Nous pensons que l’attrait des étudiants pour la technicité est expliqué en partie par le prestige attribué à la pratique d’une technicité de pointe. Ce prestige est probablement établi par des représentations sociales liées à une rémunération plus importante des actes techniques et par l’attrait de la société pour la technologie, ce que l’historien de la médecine rencontré et la littérature [3, 4] corroborent. Pour remédier à la pénurie de MF, nous sommes d’avis qu’il faudrait valoriser cette profession. Il serait probablement efficace d’augmenter l’exposition des étudiants à la médecine de famille tant par les stages que par un enseignement plus technique par les MF. Les cabinets de groupe seraient aussi une solution.

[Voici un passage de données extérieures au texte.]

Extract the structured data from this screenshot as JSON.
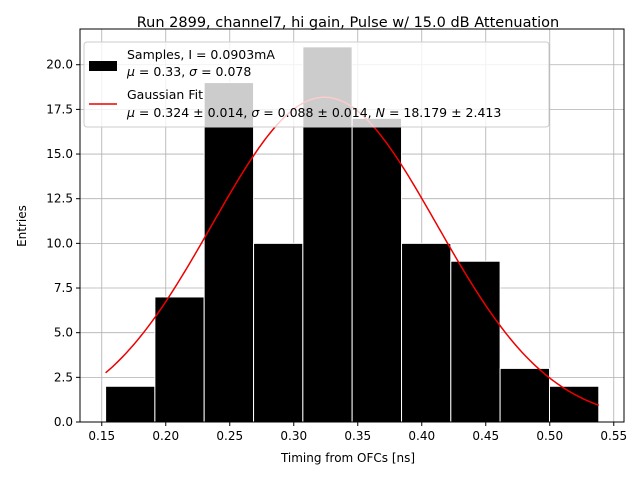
{
  "chart_data": {
    "type": "bar",
    "title": "Run 2899, channel7, hi gain, Pulse w/ 15.0 dB Attenuation",
    "xlabel": "Timing from OFCs [ns]",
    "ylabel": "Entries",
    "xlim": [
      0.133,
      0.558
    ],
    "ylim": [
      0,
      22
    ],
    "grid": true,
    "legend_position": "top-left",
    "xticks": [
      0.15,
      0.2,
      0.25,
      0.3,
      0.35,
      0.4,
      0.45,
      0.5,
      0.55
    ],
    "xtick_labels": [
      "0.15",
      "0.20",
      "0.25",
      "0.30",
      "0.35",
      "0.40",
      "0.45",
      "0.50",
      "0.55"
    ],
    "yticks": [
      0,
      2.5,
      5,
      7.5,
      10,
      12.5,
      15,
      17.5,
      20
    ],
    "ytick_labels": [
      "0.0",
      "2.5",
      "5.0",
      "7.5",
      "10.0",
      "12.5",
      "15.0",
      "17.5",
      "20.0"
    ],
    "histogram": {
      "bin_edges": [
        0.153,
        0.1915,
        0.23,
        0.2686,
        0.3071,
        0.3456,
        0.3842,
        0.4227,
        0.4612,
        0.4998,
        0.5383
      ],
      "counts": [
        2,
        7,
        19,
        10,
        21,
        17,
        10,
        9,
        3,
        2
      ],
      "color": "#000000",
      "edgecolor": "#ffffff"
    },
    "fit": {
      "type": "gaussian",
      "mu": 0.324,
      "sigma": 0.088,
      "N": 18.179,
      "x_range": [
        0.153,
        0.5383
      ],
      "color": "#ee0000"
    },
    "legend": [
      {
        "name": "hist",
        "line1": "Samples, I = 0.0903mA",
        "line2_prefix": "μ",
        "line2_mid": " = 0.33, ",
        "line2_sigma": "σ",
        "line2_suffix": " = 0.078"
      },
      {
        "name": "fit",
        "line1": "Gaussian Fit",
        "l2_mu": "μ",
        "l2_a": " = 0.324 ± 0.014, ",
        "l2_sigma": "σ",
        "l2_b": " = 0.088 ± 0.014, ",
        "l2_n": "N",
        "l2_c": " = 18.179 ± 2.413"
      }
    ]
  }
}
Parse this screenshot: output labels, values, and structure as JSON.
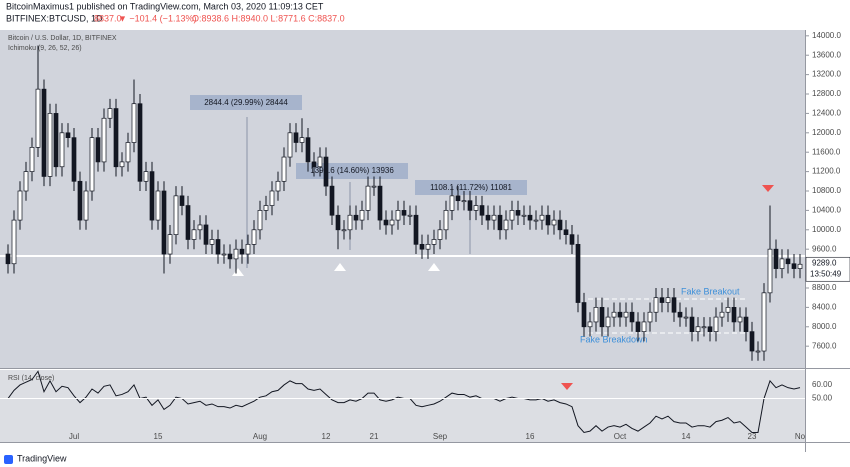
{
  "header": {
    "publisher": "BitcoinMaximus1 published on TradingView.com, March 03, 2020 11:09:13 CET",
    "symbol": "BITFINEX:BTCUSD, 1D",
    "last": "8837.0",
    "change": "▼ −101.4 (−1.13%)",
    "ohlc": "O:8938.6 H:8940.0 L:8771.6 C:8837.0"
  },
  "footer": "TradingView",
  "chart_data": {
    "type": "candlestick",
    "title": "Bitcoin / U.S. Dollar, 1D, BITFINEX",
    "indicator": "Ichimoku (9, 26, 52, 26)",
    "categories": [
      null,
      null,
      null,
      null,
      null,
      null,
      null,
      null,
      null,
      null,
      null,
      "Jul",
      null,
      null,
      null,
      null,
      null,
      null,
      null,
      null,
      null,
      null,
      null,
      null,
      null,
      "15",
      null,
      null,
      null,
      null,
      null,
      null,
      null,
      null,
      null,
      null,
      null,
      null,
      null,
      null,
      null,
      null,
      "Aug",
      null,
      null,
      null,
      null,
      null,
      null,
      null,
      null,
      null,
      null,
      "12",
      null,
      null,
      null,
      null,
      null,
      null,
      null,
      "21",
      null,
      null,
      null,
      null,
      null,
      null,
      null,
      null,
      null,
      null,
      "Sep",
      null,
      null,
      null,
      null,
      null,
      null,
      null,
      null,
      null,
      null,
      null,
      null,
      null,
      null,
      "16",
      null,
      null,
      null,
      null,
      null,
      null,
      null,
      null,
      null,
      null,
      null,
      null,
      null,
      null,
      "Oct",
      null,
      null,
      null,
      null,
      null,
      null,
      null,
      null,
      null,
      null,
      "14",
      null,
      null,
      null,
      null,
      null,
      null,
      null,
      null,
      null,
      null,
      "23",
      null,
      null,
      null,
      null,
      null,
      null,
      null,
      "No"
    ],
    "open": [
      9500,
      9300,
      10200,
      10800,
      11200,
      11700,
      12900,
      11100,
      12400,
      11300,
      12000,
      11900,
      11000,
      10200,
      10800,
      11900,
      11400,
      12300,
      12500,
      11300,
      11400,
      11800,
      12600,
      11000,
      11200,
      10200,
      10800,
      9500,
      9900,
      10700,
      10500,
      9800,
      10000,
      10100,
      9700,
      9800,
      9500,
      9500,
      9400,
      9600,
      9500,
      9700,
      10000,
      10400,
      10500,
      10800,
      11000,
      11500,
      12000,
      11800,
      11900,
      11400,
      11300,
      11500,
      10900,
      10300,
      10000,
      10000,
      10300,
      10200,
      10400,
      10900,
      10900,
      10200,
      10100,
      10200,
      10400,
      10300,
      10300,
      9700,
      9600,
      9700,
      9800,
      10000,
      10400,
      10700,
      10600,
      10600,
      10400,
      10500,
      10300,
      10200,
      10300,
      10000,
      10200,
      10400,
      10300,
      10300,
      10200,
      10200,
      10300,
      10100,
      10200,
      10000,
      9900,
      9700,
      8500,
      8000,
      8100,
      8400,
      8000,
      8200,
      8300,
      8200,
      8300,
      8100,
      7900,
      8100,
      8300,
      8600,
      8500,
      8600,
      8300,
      8200,
      8200,
      7900,
      8000,
      8000,
      7900,
      8200,
      8300,
      8400,
      8100,
      8200,
      7900,
      7500,
      7500,
      8700,
      9600,
      9200,
      9400,
      9300,
      9200
    ],
    "high": [
      9700,
      10400,
      11000,
      11400,
      11900,
      13800,
      13100,
      12600,
      12600,
      12200,
      12200,
      12100,
      11200,
      11000,
      12100,
      12100,
      12500,
      12700,
      12700,
      11600,
      12000,
      13100,
      12800,
      11400,
      11400,
      11000,
      11000,
      10100,
      10900,
      10900,
      10700,
      10200,
      10300,
      10300,
      10000,
      10000,
      9700,
      9700,
      9800,
      9800,
      9900,
      10200,
      10600,
      10700,
      11000,
      11200,
      11700,
      12200,
      12200,
      12300,
      12100,
      11600,
      11700,
      11700,
      11100,
      10500,
      10200,
      10500,
      10500,
      10600,
      11100,
      11100,
      11100,
      10400,
      10400,
      10600,
      10600,
      10500,
      10500,
      9900,
      9900,
      10000,
      10200,
      10600,
      10900,
      10900,
      10800,
      10800,
      10700,
      10700,
      10500,
      10500,
      10500,
      10400,
      10600,
      10600,
      10500,
      10500,
      10400,
      10500,
      10500,
      10400,
      10400,
      10200,
      10100,
      9900,
      8700,
      8300,
      8600,
      8600,
      8400,
      8500,
      8500,
      8500,
      8500,
      8300,
      8300,
      8500,
      8800,
      8800,
      8800,
      8800,
      8500,
      8400,
      8400,
      8200,
      8200,
      8200,
      8400,
      8500,
      8600,
      8600,
      8400,
      8400,
      8100,
      7700,
      8900,
      10500,
      9800,
      9600,
      9600,
      9500,
      9500
    ],
    "low": [
      9100,
      9100,
      10000,
      10600,
      11000,
      11500,
      10900,
      10900,
      11100,
      11100,
      11700,
      10800,
      10000,
      10000,
      10600,
      11200,
      11200,
      12100,
      11100,
      11100,
      11200,
      11600,
      10800,
      10800,
      10000,
      10000,
      9100,
      9300,
      9700,
      10300,
      9600,
      9600,
      9800,
      9500,
      9500,
      9300,
      9300,
      9200,
      9100,
      9300,
      9300,
      9500,
      9800,
      10200,
      10300,
      10600,
      10800,
      11300,
      11600,
      11600,
      11200,
      11100,
      11100,
      10700,
      10100,
      9600,
      9800,
      9800,
      10000,
      10000,
      10200,
      10700,
      10000,
      9900,
      9900,
      10000,
      10100,
      10100,
      9500,
      9400,
      9400,
      9500,
      9600,
      9800,
      10200,
      10400,
      10400,
      10200,
      10200,
      10100,
      10000,
      10000,
      9800,
      9800,
      10000,
      10100,
      10100,
      10000,
      10000,
      10000,
      9900,
      9900,
      9800,
      9700,
      9500,
      8300,
      7800,
      7800,
      7900,
      7800,
      7800,
      8000,
      8000,
      8000,
      7900,
      7700,
      7700,
      7900,
      8100,
      8300,
      8300,
      8100,
      8000,
      8000,
      7700,
      7700,
      7800,
      7700,
      7700,
      8000,
      8100,
      7900,
      7900,
      7700,
      7300,
      7300,
      7300,
      8500,
      9000,
      9000,
      9100,
      9000,
      9000
    ],
    "close": [
      9300,
      10200,
      10800,
      11200,
      11700,
      12900,
      11100,
      12400,
      11300,
      12000,
      11900,
      11000,
      10200,
      10800,
      11900,
      11400,
      12300,
      12500,
      11300,
      11400,
      11800,
      12600,
      11000,
      11200,
      10200,
      10800,
      9500,
      9900,
      10700,
      10500,
      9800,
      10000,
      10100,
      9700,
      9800,
      9500,
      9500,
      9400,
      9600,
      9500,
      9700,
      10000,
      10400,
      10500,
      10800,
      11000,
      11500,
      12000,
      11800,
      11900,
      11400,
      11300,
      11500,
      10900,
      10300,
      10000,
      10000,
      10300,
      10200,
      10400,
      10900,
      10900,
      10200,
      10100,
      10200,
      10400,
      10300,
      10300,
      9700,
      9600,
      9700,
      9800,
      10000,
      10400,
      10700,
      10600,
      10600,
      10400,
      10500,
      10300,
      10200,
      10300,
      10000,
      10200,
      10400,
      10300,
      10300,
      10200,
      10200,
      10300,
      10100,
      10200,
      10000,
      9900,
      9700,
      8500,
      8000,
      8100,
      8400,
      8000,
      8200,
      8300,
      8200,
      8300,
      8100,
      7900,
      8100,
      8300,
      8600,
      8500,
      8600,
      8300,
      8200,
      8200,
      7900,
      8000,
      8000,
      7900,
      8200,
      8300,
      8400,
      8100,
      8200,
      7900,
      7500,
      7500,
      8700,
      9600,
      9200,
      9400,
      9300,
      9200,
      9289
    ],
    "up_color": "#ffffff",
    "down_color": "#131722",
    "last_label": "9289.0",
    "countdown": "13:50:49",
    "ylim": [
      7150,
      14120
    ],
    "yticks": [
      {
        "value": 7600,
        "label": "7600.0"
      },
      {
        "value": 8000,
        "label": "8000.0"
      },
      {
        "value": 8400,
        "label": "8400.0"
      },
      {
        "value": 8800,
        "label": "8800.0"
      },
      {
        "value": 9200,
        "label": "9200.0"
      },
      {
        "value": 9600,
        "label": "9600.0"
      },
      {
        "value": 10000,
        "label": "10000.0"
      },
      {
        "value": 10400,
        "label": "10400.0"
      },
      {
        "value": 10800,
        "label": "10800.0"
      },
      {
        "value": 11200,
        "label": "11200.0"
      },
      {
        "value": 11600,
        "label": "11600.0"
      },
      {
        "value": 12000,
        "label": "12000.0"
      },
      {
        "value": 12400,
        "label": "12400.0"
      },
      {
        "value": 12800,
        "label": "12800.0"
      },
      {
        "value": 13200,
        "label": "13200.0"
      },
      {
        "value": 13600,
        "label": "13600.0"
      },
      {
        "value": 14000,
        "label": "14000.0"
      }
    ],
    "annotations": [
      "2844.4 (29.99%) 28444",
      "1393.6 (14.60%) 13936",
      "1108.1 (11.72%) 11081",
      "Fake Breakout",
      "Fake Breakdown"
    ],
    "rsi": {
      "name": "RSI (14, close)",
      "color": "#131722",
      "ylim": [
        18,
        71
      ],
      "yticks": [
        {
          "value": 60,
          "label": "60.00"
        },
        {
          "value": 50,
          "label": "50.00"
        }
      ],
      "values": [
        50,
        56,
        60,
        62,
        64,
        70,
        55,
        63,
        55,
        59,
        58,
        52,
        47,
        51,
        57,
        54,
        59,
        60,
        52,
        53,
        55,
        60,
        50,
        51,
        45,
        49,
        42,
        45,
        51,
        50,
        46,
        47,
        48,
        45,
        46,
        44,
        44,
        43,
        45,
        44,
        46,
        48,
        51,
        52,
        55,
        56,
        60,
        63,
        61,
        61,
        57,
        56,
        57,
        53,
        49,
        47,
        47,
        49,
        48,
        50,
        54,
        54,
        49,
        48,
        49,
        51,
        50,
        50,
        45,
        44,
        45,
        46,
        48,
        51,
        54,
        53,
        53,
        51,
        52,
        50,
        50,
        50,
        48,
        50,
        51,
        50,
        50,
        49,
        49,
        50,
        48,
        49,
        47,
        46,
        44,
        30,
        25,
        26,
        30,
        26,
        29,
        30,
        29,
        31,
        28,
        26,
        29,
        32,
        37,
        35,
        37,
        33,
        32,
        32,
        29,
        30,
        30,
        29,
        33,
        34,
        36,
        32,
        33,
        29,
        25,
        25,
        50,
        63,
        58,
        60,
        58,
        57,
        58
      ]
    }
  }
}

Ils augmenteraient l’accès à une technicité de base par la rentabilité d’appareils techniques coûteux. De plus, le regroupement de MF faciliterait l’échange entre ceux-ci, ce qui serait attirant pour la relève.
Nous remercions le Dr Pasche, les Profs. Bischoff, Barras et Panese pour leur temps ainsi que notre tuteur, le Dr. Michel Dafflon pour son aide précieuse.
Dr. phil. Jacques Gaume
Responsable de recherche
Coordinateur du module B3.6 – Immersion communautaire
Département universitaire de médecine et santé communautaires CHUV
Avenue de Beaumont 21 bis, Bâtiment P2
CH-1011 Lausanne
Jacques.Gaume[at]chuv.ch
1 Conseil Fédéral. Stratégie pour lutter contre la pénurie de médecins et encourager la médecine de premier recours. Berne: Office fédéral de la santé publique; 2011.
2 Zurro AM, Villa JJ, Hijar AM, Tuduri XM, Puime AO, Alonso-Coello P, and for the Universidad y Medicina de Familia research group: Medical student attitudes towards family medicine in Spain: a statewide analysis. BMC Fam Pract. 2012, 13: 47-10.1186/1471-2296-13-47.
3 López-Roig S, Pastor MA, Rodríguez C. The reputation and professional identity of family medicine practice according to medical students: a Spanish case study. Aten Primaria. 2010;42(12):591–601.
4 Senf JH, Campos-Outcalt D, Kutob R. Factors related to the choice of family medicine: a reassessment and literature review. J Am Board Fam Pract. 2003;16:502–12.